President Trump Speaks Facing Shooters Unarmed

National Rifle Association, President D. Trump, President Trump

United States President Donald Trump raised the eyebrows of many with his proclamation that he would have run into the high school in Parkland, Florida unarmed if necessary where a deadly school shooting took place on February 14.

Trump, while speaking to a group of state governors says that he also believes that many of them would also take the same heroic action.

Many see this as a drastic change of course from the normal National Rifle Association rhetoric which suggests that good guys with guns are the only remedy for bad guys with firearms. The new remedy, as suggested by the country’s 45th president is more heroes.

The president’s remarks were in a large part aimed at both an armed security guard as well as members of the Broward County Sheriff’s Department. President Trump believes that entrusted personnel failed to respond to the shooter in an acceptable manner.

Trump called the actions of the deputies disgusting and commented on the officers’ worthiness for the medal of honor.

There is no doubt also that the president believes that everyday Americans possess the capacity for heroism. It is likely this belief that is the catalyst for the president’s desire to arm teachers and administrators in an effort to combat future school shootings.

Trump’s reasoning is that a security guard is not as emotionally invested in the children as teacher’s who interact with every day often are. The president backs his point by pointing out that many school personnel displayed courageous actions during the shooting in Florida. A geography teacher at Stoneman Douglas high school, Scott Beigel, lost his life to the shooter after unlocking a classroom where he had been safe to allow for students to enter.

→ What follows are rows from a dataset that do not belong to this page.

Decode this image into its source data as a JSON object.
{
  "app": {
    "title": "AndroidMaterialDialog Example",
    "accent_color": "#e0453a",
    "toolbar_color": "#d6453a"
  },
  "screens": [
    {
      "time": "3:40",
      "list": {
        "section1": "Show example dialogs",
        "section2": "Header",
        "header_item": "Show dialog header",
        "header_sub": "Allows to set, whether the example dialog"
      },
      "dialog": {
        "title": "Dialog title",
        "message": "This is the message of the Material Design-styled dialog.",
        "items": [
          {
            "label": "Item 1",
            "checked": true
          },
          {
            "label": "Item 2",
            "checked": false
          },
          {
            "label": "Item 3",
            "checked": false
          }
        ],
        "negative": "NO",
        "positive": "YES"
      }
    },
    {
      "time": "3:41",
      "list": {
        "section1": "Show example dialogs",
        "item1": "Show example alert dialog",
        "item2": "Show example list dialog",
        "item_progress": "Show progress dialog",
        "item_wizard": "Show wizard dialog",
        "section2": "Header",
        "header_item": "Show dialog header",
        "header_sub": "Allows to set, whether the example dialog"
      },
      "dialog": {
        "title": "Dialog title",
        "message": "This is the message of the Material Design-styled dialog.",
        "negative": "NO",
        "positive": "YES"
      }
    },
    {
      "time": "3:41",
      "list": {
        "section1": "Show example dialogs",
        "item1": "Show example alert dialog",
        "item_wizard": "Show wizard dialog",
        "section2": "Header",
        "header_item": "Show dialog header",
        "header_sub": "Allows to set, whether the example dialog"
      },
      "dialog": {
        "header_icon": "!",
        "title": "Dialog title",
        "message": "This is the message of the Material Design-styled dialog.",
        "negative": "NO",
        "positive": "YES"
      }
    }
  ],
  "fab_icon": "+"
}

Aaron Feis, who performed dual duties at the school as both an assistant football coach as well as a security guard, used his body to shield students and was shot and killed in the process.

The athletic director for the school, Chris Hixon, ran toward the gunfire in an effort to help students that were fleeing from the shooter. Hixon’s act of bravery also cost him his life.

Most people either hope or believe they are capable of such action under fire but as the president also points out there is no way to know what one will do in such situations until a test such as this presents itself.